It’s a funny thing about closet space, the more we have, the more we fill. And, when we run out of space we think, I need more closet space or I need a clever way of stuffing more into the space I have.
So we refold, reorganize, vacuum seal and even throw some stuff away.
Sometimes, a week later we discover that we really wish we had some of the stuff we got rid of.
Time is like closet space: we fill up the time we have, discover we haven’t enough, and start reorganizing and dumping, all the while getting more and more stressed.
We make small phone calls between big appointments or have meetings on the way to the car. We’re told to fill in little bits of open time by reading email and doing short tasks, and our lives start taking on the look of a Byzantine mosaic. But the truth is, in the end we still haven’t time for what’s really important. Worse even, we discover that some of the things we deleted from our calendars because there wasn’t time, are exactly the things we like. What we’re left with is a lot of “necessary” but grindingly un-meaningful stuff.
Time just is. It’s the fourth dimension, and it’s even more enigmatic than the first three.
Physicists can’t agree on what it is or how it works. We can’t understand it and we can’t control it. The best we can hope for is some degree of control over how we operate within it.
In other words, we cannot master time we can only master our own behavior.
Making the best use of time doesn’t mean finding ways of cramming more into our already bursting schedules. It’s not about knowledge management software or smart phone organizers, or another system we have to make time to learn to use. What it is about is discovering what’s important, in the long term as well as the short, and how to attend to it.
Knowing what’s important is tricky, since it requires that we know what we value – not easy in a world that continually pounds us with all sorts of things we’re told we should value, even if we don’t. These things usually take money so we fill our time with work in order to be able to afford them.
A good way to sort out what’s really important in your life is to ask the question, “When I’m very old and looking back over my life, what do I want to have done?”. Ask, “At that will make me say, ‘I did what I came to do. I have lived a good life?’” That’s what’s important.
At work the situation is a little different. There’s a whole bucket of things screaming to get done. They range from important and urgent to not important and not urgent and everything in between. Generally what’s not important and not urgent is pretty obvious and fairly easy to avoid. The things that usually get our attention are what scream the loudest even if they’re not important. These urgent but not important things shove the quieter important but not urgent things off to the side, but not forever. The neglected important things grow up to become urgent important things usually requiring much more time and energy than they did initially.
The big questions for figuring out what’s important at work are , “What is my mission, i.e., what is the goal of my work, which if accomplished would mean I was successful?” Answering this question means making some decisions about what “successful” means: does it mean promotion, or doing a good job, or more money, or loving what you do, or making a difference in someone’s life? The next question is, “What are the tasks and milestones that are critical to accomplishing that goal?” The answer to the last question represents mission-critical activities, and they are what’s important to your work.
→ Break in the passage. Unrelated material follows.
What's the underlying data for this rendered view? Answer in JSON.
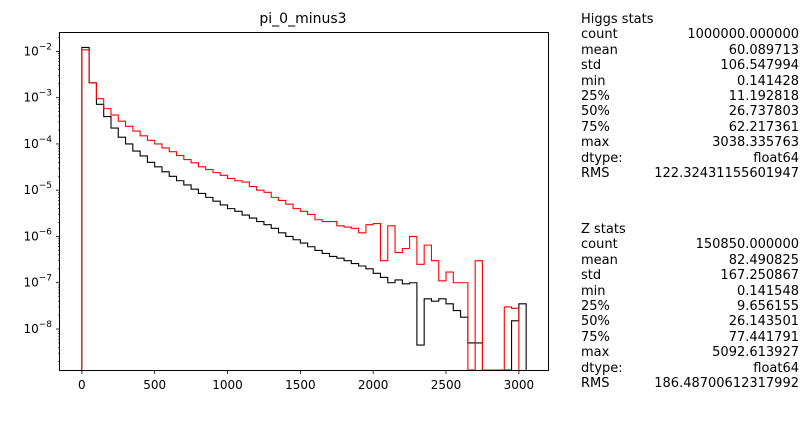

Figuring out what’s important is the first and hardest step. Then it’s time to step back and see if your current priorities are in agreement with what’s most important in your life and work. If you feel that time is swinging you around by the hair, chances are they aren’t.
The next step is a little simpler: examining your activities to see if they support what’s really important. In business this means looking at all the tasks you have to accomplish and ranking them by how much they each contribute to your mission. The higher the ranking the higher the importance, so this is where you put your attention and time first.
There’s another class of activities, called high leverage activities, that are important because they deliver the biggest value for a relatively small input of time and energy. They’re often hard to see because they tend to be the quiet important things. These activities include cultivating relationships, knowledge, health and resources. At work that could mean developing relationships with mentors, superiors, peers and subordinates, developing job knowledge and skills that go beyond your present job, and training employees. In terms of family, there no higher leverage activities than developing strong and trusting communication with your children.
In the final analysis what’s important is finding a balance that allows us to get the most satisfaction out of both work and our private activities. Since, unlike closets that we can simple add on to if necessary, we have to make do with twenty four hours in a day, no more, no less. How we use this time and whether or not we use it in meaningful ways to a large degree up to us.